Was the propagation because multiple things shared common NSQ infrastructure? I have no idea how NSQ scales upwards so sorry I can’t be more specific in my terminology
It’s a platform that provides messaging as a service. So you build services connected through it
Edit: there are loads of trendy queing / messaging things these days. I know a little about rabbitmq which implements AMQP. I bet NSQ does that too
NSQ is a messaging platform that our systems use to communicate and handle tasks.
The investigation is at an early stage, so I’m sure we’ll know more once the engineering team have been able to look more closely at the flow of events
This is a little bit my fault for being in the USA right now and 8 hours behind!
It looks like everything is up and running again now
We had two separate bouts of platform instability today resulting in the app/card being unresponsive. This was due to a fix we’d attempted to apply to another issue we’d been seeing (delayed feed items) causing additional problems.
Very conveniently (sarcasm!) - Verifone had an issue today around the same time as well. They produce point-of-sale terminals for literally thousands of UK businesses, and they had an issue today meaning their terminals didn’t work for a while too.
As my colleagues mentioned above, we did proactively reach out as soon as possible across the app, status page and social, but it shouldn’t have taken us this long to get on the forum and communicate to you all. We’re sorry for this, and we will do better!
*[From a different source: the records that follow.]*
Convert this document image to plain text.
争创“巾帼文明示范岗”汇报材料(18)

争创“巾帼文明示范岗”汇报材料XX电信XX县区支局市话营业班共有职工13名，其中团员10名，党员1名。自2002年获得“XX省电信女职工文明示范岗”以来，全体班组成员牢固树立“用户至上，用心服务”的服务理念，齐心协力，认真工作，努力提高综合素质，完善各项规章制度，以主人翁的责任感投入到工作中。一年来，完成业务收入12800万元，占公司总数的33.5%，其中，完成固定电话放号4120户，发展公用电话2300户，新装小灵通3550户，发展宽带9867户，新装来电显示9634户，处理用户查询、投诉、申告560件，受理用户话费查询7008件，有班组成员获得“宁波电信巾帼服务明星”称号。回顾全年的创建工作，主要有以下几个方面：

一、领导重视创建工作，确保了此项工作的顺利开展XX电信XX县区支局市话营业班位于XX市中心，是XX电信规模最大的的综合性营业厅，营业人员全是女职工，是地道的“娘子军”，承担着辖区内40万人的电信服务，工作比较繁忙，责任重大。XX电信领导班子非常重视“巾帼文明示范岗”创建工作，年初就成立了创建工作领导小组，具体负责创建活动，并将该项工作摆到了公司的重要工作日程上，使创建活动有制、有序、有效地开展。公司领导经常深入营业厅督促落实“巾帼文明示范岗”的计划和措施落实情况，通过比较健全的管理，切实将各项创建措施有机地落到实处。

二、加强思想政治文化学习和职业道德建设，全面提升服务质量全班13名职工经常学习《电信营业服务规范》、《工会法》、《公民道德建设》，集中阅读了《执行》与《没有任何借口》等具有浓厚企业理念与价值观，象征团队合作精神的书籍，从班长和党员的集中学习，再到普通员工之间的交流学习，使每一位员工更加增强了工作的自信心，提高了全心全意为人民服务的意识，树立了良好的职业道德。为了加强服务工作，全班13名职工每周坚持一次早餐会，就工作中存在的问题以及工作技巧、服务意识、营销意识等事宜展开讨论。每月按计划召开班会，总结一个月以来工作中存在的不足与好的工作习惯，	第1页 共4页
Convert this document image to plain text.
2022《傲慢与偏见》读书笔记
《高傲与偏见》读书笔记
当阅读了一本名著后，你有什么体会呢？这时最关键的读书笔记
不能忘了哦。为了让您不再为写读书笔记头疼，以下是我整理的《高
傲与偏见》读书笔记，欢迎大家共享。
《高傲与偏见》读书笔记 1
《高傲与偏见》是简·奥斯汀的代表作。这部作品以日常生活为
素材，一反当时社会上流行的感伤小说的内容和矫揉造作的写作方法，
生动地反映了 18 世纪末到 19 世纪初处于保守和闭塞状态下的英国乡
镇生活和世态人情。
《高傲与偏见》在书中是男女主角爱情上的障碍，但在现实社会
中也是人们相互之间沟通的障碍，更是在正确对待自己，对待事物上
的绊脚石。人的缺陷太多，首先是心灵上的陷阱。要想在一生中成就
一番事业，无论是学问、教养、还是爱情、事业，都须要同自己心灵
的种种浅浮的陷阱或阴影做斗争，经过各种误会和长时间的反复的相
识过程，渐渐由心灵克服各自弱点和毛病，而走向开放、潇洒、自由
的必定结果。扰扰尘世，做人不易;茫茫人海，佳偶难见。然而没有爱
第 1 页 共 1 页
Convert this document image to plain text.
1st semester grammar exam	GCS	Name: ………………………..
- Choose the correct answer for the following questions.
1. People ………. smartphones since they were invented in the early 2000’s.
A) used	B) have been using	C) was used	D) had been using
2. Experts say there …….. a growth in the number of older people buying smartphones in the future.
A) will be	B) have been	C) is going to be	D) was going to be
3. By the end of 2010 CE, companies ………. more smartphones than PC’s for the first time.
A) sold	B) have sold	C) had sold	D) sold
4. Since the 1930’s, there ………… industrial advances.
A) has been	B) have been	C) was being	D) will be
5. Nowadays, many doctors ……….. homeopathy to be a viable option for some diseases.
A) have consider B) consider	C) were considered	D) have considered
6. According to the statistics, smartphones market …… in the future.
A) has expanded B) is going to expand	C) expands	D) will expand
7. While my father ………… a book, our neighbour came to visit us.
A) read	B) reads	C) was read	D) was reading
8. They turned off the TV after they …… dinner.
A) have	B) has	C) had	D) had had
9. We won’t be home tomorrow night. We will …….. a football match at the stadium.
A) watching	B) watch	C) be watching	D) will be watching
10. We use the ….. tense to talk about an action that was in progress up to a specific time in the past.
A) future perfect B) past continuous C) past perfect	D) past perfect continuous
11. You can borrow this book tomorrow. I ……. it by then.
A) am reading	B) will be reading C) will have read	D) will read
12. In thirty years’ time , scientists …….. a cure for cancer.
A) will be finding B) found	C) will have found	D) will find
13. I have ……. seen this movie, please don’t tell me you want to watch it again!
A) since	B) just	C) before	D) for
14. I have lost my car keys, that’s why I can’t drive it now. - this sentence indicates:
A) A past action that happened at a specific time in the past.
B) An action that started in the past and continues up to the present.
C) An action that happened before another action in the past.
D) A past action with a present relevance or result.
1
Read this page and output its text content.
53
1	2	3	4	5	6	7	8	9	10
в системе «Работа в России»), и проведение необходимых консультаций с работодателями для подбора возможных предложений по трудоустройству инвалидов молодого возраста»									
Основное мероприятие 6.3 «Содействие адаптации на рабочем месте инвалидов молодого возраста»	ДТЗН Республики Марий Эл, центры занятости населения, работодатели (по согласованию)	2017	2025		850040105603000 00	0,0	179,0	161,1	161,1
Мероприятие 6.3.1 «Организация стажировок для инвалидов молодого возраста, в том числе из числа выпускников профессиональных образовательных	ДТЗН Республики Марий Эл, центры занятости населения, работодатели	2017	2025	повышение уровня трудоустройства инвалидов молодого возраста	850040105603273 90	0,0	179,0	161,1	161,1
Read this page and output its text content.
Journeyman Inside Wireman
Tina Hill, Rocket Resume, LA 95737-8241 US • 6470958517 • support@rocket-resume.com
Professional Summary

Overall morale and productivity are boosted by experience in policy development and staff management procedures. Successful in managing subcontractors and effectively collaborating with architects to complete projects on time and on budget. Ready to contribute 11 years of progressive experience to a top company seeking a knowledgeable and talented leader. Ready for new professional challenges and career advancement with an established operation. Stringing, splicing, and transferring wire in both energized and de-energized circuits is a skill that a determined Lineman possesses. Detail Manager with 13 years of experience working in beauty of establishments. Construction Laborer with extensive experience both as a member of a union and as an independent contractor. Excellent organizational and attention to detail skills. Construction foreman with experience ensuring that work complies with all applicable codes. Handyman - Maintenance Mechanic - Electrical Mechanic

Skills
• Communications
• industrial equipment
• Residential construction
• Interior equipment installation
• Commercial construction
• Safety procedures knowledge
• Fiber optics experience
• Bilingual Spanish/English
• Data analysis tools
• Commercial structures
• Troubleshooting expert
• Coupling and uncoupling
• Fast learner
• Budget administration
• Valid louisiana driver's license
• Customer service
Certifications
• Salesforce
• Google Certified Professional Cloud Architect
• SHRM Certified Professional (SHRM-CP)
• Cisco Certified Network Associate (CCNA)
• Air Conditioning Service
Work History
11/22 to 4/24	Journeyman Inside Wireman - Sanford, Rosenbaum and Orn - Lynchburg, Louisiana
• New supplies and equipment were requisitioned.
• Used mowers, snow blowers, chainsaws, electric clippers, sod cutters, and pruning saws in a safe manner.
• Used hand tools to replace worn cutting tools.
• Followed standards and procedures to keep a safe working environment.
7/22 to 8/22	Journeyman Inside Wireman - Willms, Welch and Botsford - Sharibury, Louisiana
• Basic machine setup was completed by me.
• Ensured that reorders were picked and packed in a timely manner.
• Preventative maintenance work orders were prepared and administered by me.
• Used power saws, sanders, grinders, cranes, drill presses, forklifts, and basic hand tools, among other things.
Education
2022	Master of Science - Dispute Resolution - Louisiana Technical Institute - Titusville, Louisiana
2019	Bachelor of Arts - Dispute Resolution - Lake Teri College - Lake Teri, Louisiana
While I’m a huge Monzo fan and love everything about it (including the book recommendations from Mikey through the in-app chat) issues like this are part of the reason I can’t yet ditch my Barclays card. As someone who no longer carries cash with them and only carries my phone and my Monzo card, I edge more towards keeping my account with Barclays and just using my Monzo card as a spending card. While this means I’ll miss out on some features, reliability is way more important to me than extra functionality.
With that said, can we expect an awesome deep delve by Oliver (or another engineer) about what went wrong here and what will be done in the future to prevent an outage like this? As someone who is technical, posts like this give me way more confidence in Monzo than some page which tells me something isn’t working!
Out of curiosity, how can Verifone have transient issues, since they make the hardware - they aren’t the processor?
Edit to add tweet.
To put today in perspective..
- This incident caused an issue for me
- This incident didn’t cause an issue for me
I cannot say because I do not 100% understand this stuff, others do though - but it was definitely the case
training wheels are still on
Exactly, Monzo are being open which I greatly appreciate. All cards decline randomly! Monzo is being honest with us and I love it!
Thanks! Looking on Twitter, this appears to relate to processing services provided by Verifone (they are in that business), not (semi-obviously) the hardware itself. I had no idea their processing services were this widely used! Interesting… thanks!
Oh dear…the Starling Feedback thread best start preparing for a kicking…
I’m sure it will all be explained later but couple things. I can see why NSQ would be used for non time sensitive parts of the system, notifications for example. Why is it impacting/used in Faster Payments or Card Payments?
Looking forward to the technical breakdown for sure
On a separate note completely unrelated to today’s issues, I’d be really interested to hear what’s the main benefit you get out of choosing NSQ over say RabbitMQ or Kafka?
Will you be providing a more detailed report of the events that lead to, and caused today’s issues? In the same way Oliver did here RESOLVED: Current account payments may fail - Major Outage (27/10/2017)
Thanks for keeping us updated with your findings!
Also interested in this. I’d hope payments aren’t being processed off the back of NSQ messages. And it they are, a good argument for doing so…
I wonder if the Verifone issue is why contactless payments (including Apple Pay ) weren’t working in Poundworld earlier…
Looking into Verifone a bit more, my best guess is that this is the service that went down:
If I’m right, I’m SHOCKED even chains as big as Waitrose are using it! I expected they’d have all that stuff in-house.
You’d be surprised at how many large merchants don’t control their card processing at all!
Which is probably a good thing… more stuff being in-house is part of why payments in the US are such a mess…
On the plus side, if so many are using their managed service it might mean we will start seeing newer terminals like the P200 and P400 sooner than I expected.
I did have a very strange dream last week, where I went into Tesco and they had replaced all their Ingenico iPP 350s with Verifone M400s (yes, M400, not P400). I was appalled. They looked terrible and bulky especially on self checkouts.
Anyone into dream interpretation wanna take a guess at the meaning of that one? LOL
I’ve marked this thread as Resolved as we’ve fixed the issues affecting payments, transfers, and top-ups. Feed items might take a while to catch up. But we’re on the case.
In the meantime, I’ll ask around to see if we can share any more information about what happened, and any changes we’re making to prevent it happening again.
Thanks @cookywook. Will certainly be good to get a write up like last time as people have previously said.